Madame la sénatrice, je vous prie de bien vouloir excuser l’absence de Mme la garde des sceaux.
Vous interrogez le Gouvernement sur la manière dont il entend intervenir pour lutter contre la gestation pour autrui. Vous estimez, en particulier, que la décision du Conseil d’État du 12 décembre 2014, aux termes de laquelle cette haute juridiction a validé la circulaire du 25 janvier 2013 visant à permettre la délivrance de certificats de nationalité française pour les enfants nés de gestation pour autrui à l’étranger, revient finalement à valider la GPA elle-même puisqu’on en reconnaîtrait ainsi ses effets en France.
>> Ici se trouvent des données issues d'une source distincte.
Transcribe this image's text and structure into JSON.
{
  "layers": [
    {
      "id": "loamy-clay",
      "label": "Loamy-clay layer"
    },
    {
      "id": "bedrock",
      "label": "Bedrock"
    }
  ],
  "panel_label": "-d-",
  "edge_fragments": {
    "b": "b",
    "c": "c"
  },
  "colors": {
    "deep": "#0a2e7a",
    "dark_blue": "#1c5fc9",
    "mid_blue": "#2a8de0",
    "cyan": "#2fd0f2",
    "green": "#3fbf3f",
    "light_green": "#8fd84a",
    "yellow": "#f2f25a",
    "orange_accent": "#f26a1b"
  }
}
On ne doit pas se méprendre sur la portée de la décision du Conseil d’État : cette décision ne porte pas atteinte au principe de prohibition de la gestation pour autrui en France qui, je le rappelle, est affirmé à l’article 16-7 du code civil.
Le Conseil d’État, en rejetant le recours formé contre la circulaire du 25 janvier 2013, confirme uniquement la possibilité de délivrer un certificat attestant de leur nationalité française aux enfants concernés, nés à l’étranger d’un Français et qui disposent d’un acte d’état civil étranger « probant » justifiant d’un lien de filiation avec ce parent français.
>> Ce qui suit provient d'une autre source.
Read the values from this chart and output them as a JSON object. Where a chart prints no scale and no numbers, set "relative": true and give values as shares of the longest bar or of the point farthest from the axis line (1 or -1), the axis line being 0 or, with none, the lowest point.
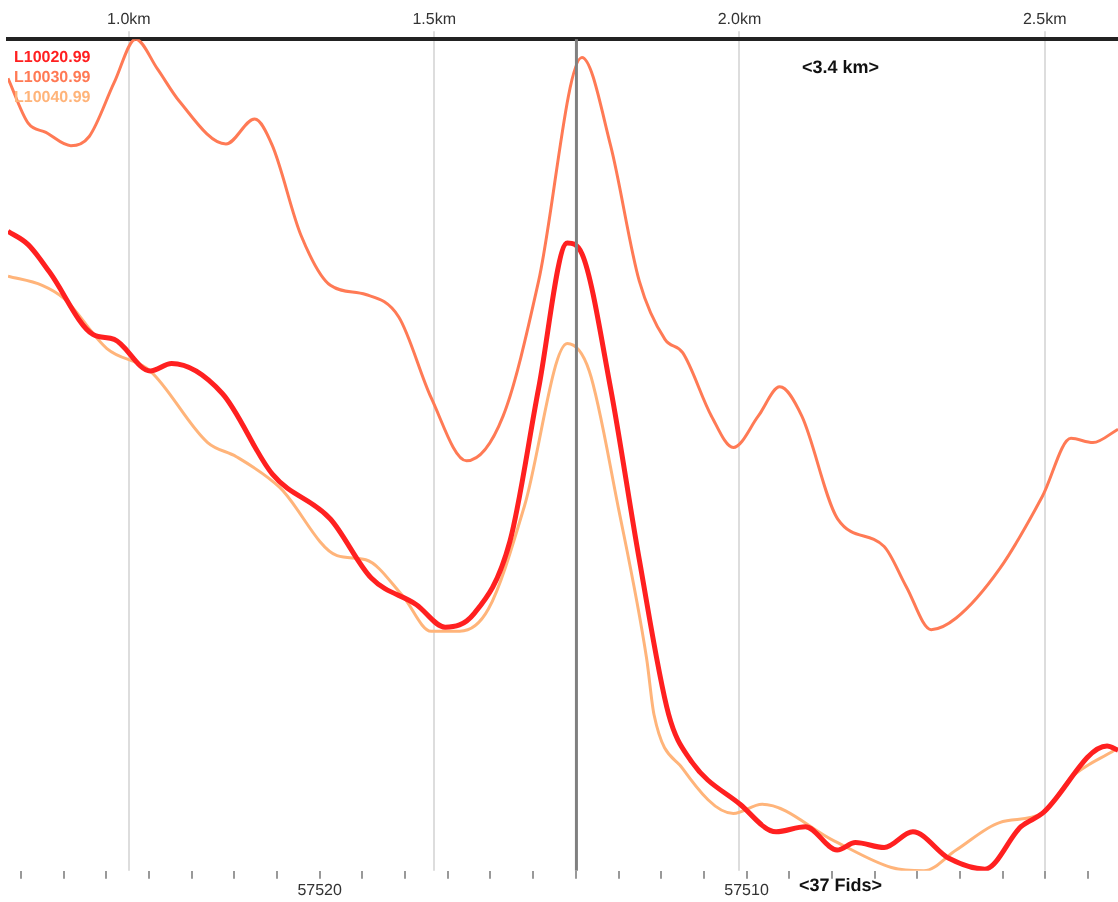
{
  "chart_data": {
    "type": "line",
    "relative": true,
    "legend": "top left",
    "grid": "x",
    "marker": "none",
    "xlim": [
      0.802,
      2.62
    ],
    "xticks": [
      {
        "value": 1.0,
        "label": "1.0km"
      },
      {
        "value": 1.5,
        "label": "1.5km"
      },
      {
        "value": 2.0,
        "label": "2.0km"
      },
      {
        "value": 2.5,
        "label": "2.5km"
      }
    ],
    "x2lim": [
      57527.3,
      57501.3
    ],
    "x2ticks": [
      {
        "value": 57527,
        "label": null
      },
      {
        "value": 57526,
        "label": null
      },
      {
        "value": 57525,
        "label": null
      },
      {
        "value": 57524,
        "label": null
      },
      {
        "value": 57523,
        "label": null
      },
      {
        "value": 57522,
        "label": null
      },
      {
        "value": 57521,
        "label": null
      },
      {
        "value": 57520,
        "label": "57520"
      },
      {
        "value": 57519,
        "label": null
      },
      {
        "value": 57518,
        "label": null
      },
      {
        "value": 57517,
        "label": null
      },
      {
        "value": 57516,
        "label": null
      },
      {
        "value": 57515,
        "label": null
      },
      {
        "value": 57514,
        "label": null
      },
      {
        "value": 57513,
        "label": null
      },
      {
        "value": 57512,
        "label": null
      },
      {
        "value": 57511,
        "label": null
      },
      {
        "value": 57510,
        "label": "57510"
      },
      {
        "value": 57509,
        "label": null
      },
      {
        "value": 57508,
        "label": null
      },
      {
        "value": 57507,
        "label": null
      },
      {
        "value": 57506,
        "label": null
      },
      {
        "value": 57505,
        "label": null
      },
      {
        "value": 57504,
        "label": null
      },
      {
        "value": 57503,
        "label": null
      },
      {
        "value": 57502,
        "label": null
      }
    ],
    "ref_lines": [
      {
        "axis": "x",
        "value": 1.733,
        "color": "#808080"
      }
    ],
    "annotations": [
      "<3.4 km>",
      "<37 Fids>"
    ],
    "series": [
      {
        "name": "L10020.99",
        "color": "#ff2020",
        "x": [
          0.802,
          0.835,
          0.87,
          0.941,
          0.976,
          1.035,
          1.07,
          1.153,
          1.235,
          1.33,
          1.397,
          1.471,
          1.518,
          1.565,
          1.624,
          1.671,
          1.718,
          1.742,
          1.789,
          1.836,
          1.884,
          1.919,
          2.001,
          2.06,
          2.108,
          2.16,
          2.19,
          2.237,
          2.284,
          2.343,
          2.402,
          2.461,
          2.496,
          2.602,
          2.62
        ],
        "values": [
          0.769,
          0.753,
          0.72,
          0.645,
          0.639,
          0.601,
          0.61,
          0.574,
          0.477,
          0.423,
          0.352,
          0.32,
          0.293,
          0.309,
          0.396,
          0.58,
          0.755,
          0.742,
          0.58,
          0.374,
          0.188,
          0.134,
          0.08,
          0.047,
          0.053,
          0.025,
          0.034,
          0.028,
          0.047,
          0.015,
          0.002,
          0.053,
          0.069,
          0.15,
          0.145
        ]
      },
      {
        "name": "L10030.99",
        "color": "#ff7a55",
        "x": [
          0.802,
          0.835,
          0.864,
          0.905,
          0.935,
          0.976,
          1.011,
          1.047,
          1.082,
          1.159,
          1.206,
          1.235,
          1.282,
          1.33,
          1.388,
          1.442,
          1.495,
          1.553,
          1.613,
          1.671,
          1.742,
          1.789,
          1.836,
          1.878,
          1.907,
          1.954,
          1.99,
          2.031,
          2.066,
          2.102,
          2.161,
          2.237,
          2.273,
          2.314,
          2.355,
          2.426,
          2.496,
          2.543,
          2.579,
          2.62
        ],
        "values": [
          0.953,
          0.899,
          0.888,
          0.872,
          0.883,
          0.948,
          1.0,
          0.964,
          0.926,
          0.874,
          0.904,
          0.872,
          0.764,
          0.704,
          0.693,
          0.666,
          0.569,
          0.493,
          0.547,
          0.709,
          0.978,
          0.872,
          0.709,
          0.639,
          0.623,
          0.547,
          0.509,
          0.547,
          0.582,
          0.547,
          0.423,
          0.39,
          0.342,
          0.29,
          0.304,
          0.363,
          0.45,
          0.52,
          0.515,
          0.531
        ]
      },
      {
        "name": "L10040.99",
        "color": "#ffb47a",
        "x": [
          0.802,
          0.858,
          0.894,
          0.964,
          1.035,
          1.129,
          1.176,
          1.247,
          1.341,
          1.388,
          1.448,
          1.495,
          1.542,
          1.589,
          1.648,
          1.718,
          1.754,
          1.801,
          1.848,
          1.86,
          1.907,
          1.99,
          2.037,
          2.155,
          2.249,
          2.302,
          2.355,
          2.426,
          2.496,
          2.543,
          2.614
        ],
        "values": [
          0.715,
          0.704,
          0.688,
          0.628,
          0.601,
          0.515,
          0.498,
          0.461,
          0.379,
          0.374,
          0.331,
          0.288,
          0.288,
          0.315,
          0.439,
          0.634,
          0.601,
          0.439,
          0.255,
          0.188,
          0.123,
          0.069,
          0.08,
          0.036,
          0.004,
          0,
          0.025,
          0.058,
          0.069,
          0.112,
          0.145
        ]
      }
    ]
  }
}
Or, contrairement à ce que vous indiquez, madame le sénateur, l’article 21-12 du code civil ne permet pas d’admettre de manière automatique l’acquisition de la nationalité française pour les enfants nés à l’étranger de GPA, en raison de leur recueil par un Français depuis au moins cinq ans.
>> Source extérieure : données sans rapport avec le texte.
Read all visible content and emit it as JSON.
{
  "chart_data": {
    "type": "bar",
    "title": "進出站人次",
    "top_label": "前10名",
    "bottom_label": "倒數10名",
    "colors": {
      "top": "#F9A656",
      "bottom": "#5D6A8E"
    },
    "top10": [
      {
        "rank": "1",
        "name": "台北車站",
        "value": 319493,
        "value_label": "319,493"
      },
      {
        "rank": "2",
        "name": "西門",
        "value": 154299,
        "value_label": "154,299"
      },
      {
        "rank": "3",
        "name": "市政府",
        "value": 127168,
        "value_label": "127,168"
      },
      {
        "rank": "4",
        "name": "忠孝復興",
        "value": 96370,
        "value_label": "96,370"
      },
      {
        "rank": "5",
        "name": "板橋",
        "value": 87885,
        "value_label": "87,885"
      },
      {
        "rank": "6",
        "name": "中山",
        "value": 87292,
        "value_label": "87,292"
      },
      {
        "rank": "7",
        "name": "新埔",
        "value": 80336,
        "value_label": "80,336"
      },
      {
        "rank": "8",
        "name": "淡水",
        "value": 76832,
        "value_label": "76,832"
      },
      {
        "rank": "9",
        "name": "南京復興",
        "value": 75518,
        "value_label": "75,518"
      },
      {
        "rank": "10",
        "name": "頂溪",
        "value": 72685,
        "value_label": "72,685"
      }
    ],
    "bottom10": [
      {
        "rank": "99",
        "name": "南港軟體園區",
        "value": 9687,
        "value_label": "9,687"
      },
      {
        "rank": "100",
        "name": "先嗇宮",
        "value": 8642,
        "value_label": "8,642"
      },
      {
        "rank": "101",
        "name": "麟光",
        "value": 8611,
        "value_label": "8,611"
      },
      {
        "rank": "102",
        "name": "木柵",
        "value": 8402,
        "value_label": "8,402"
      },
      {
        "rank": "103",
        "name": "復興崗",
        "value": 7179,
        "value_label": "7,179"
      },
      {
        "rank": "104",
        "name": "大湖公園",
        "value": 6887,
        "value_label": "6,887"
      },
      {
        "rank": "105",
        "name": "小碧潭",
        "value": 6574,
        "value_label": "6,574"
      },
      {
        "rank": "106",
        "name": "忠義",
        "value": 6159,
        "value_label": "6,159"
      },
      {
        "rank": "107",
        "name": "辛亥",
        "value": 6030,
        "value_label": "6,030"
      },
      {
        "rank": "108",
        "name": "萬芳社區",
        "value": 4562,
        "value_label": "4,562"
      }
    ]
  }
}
La décision du Conseil d’État témoigne de la recherche d’un juste équilibre entre le principe d’ordre public de prohibition de la gestation pour autrui, qui demeure et auquel le gouvernement français est très attaché, et la nécessaire protection qu’il convient de garantir à l’enfant au nom de son intérêt supérieur, au sens de l’article 3, paragraphe 1, de la convention de New York du 26 janvier 1990 relative aux droits de l’enfant, et de son droit à mener une vie familiale normale, au sens de l’article 8 de la Convention européenne de sauvegarde des droits de l’homme et des libertés fondamentales.
Elle confirme tout simplement, conformément à la jurisprudence de la Cour européenne des droits de l’homme, aux termes de ses arrêts du 26 juin 2014 ayant condamné la France, la nécessité impérieuse de distinguer le sort des enfants de celui de leurs parents ayant eu recours à un contrat illicite et de leur garantir ainsi, sur le territoire national, le droit au respect de leur identité, dont la nationalité française constitue un aspect essentiel.
J’ajoute que la décision du Conseil d’État ne remet nullement en cause la politique pénale que le Gouvernement entend faire respecter contre toutes les atteintes à l’ordre public. En particulier, la garde des sceaux veille à ce que l’action publique soit particulièrement diligente s’agissant de la lutte contre toute forme de trafic d’enfants s’apparentant à l’exploitation d’autrui et de la poursuite des intermédiaires proposant des activités interdites en France.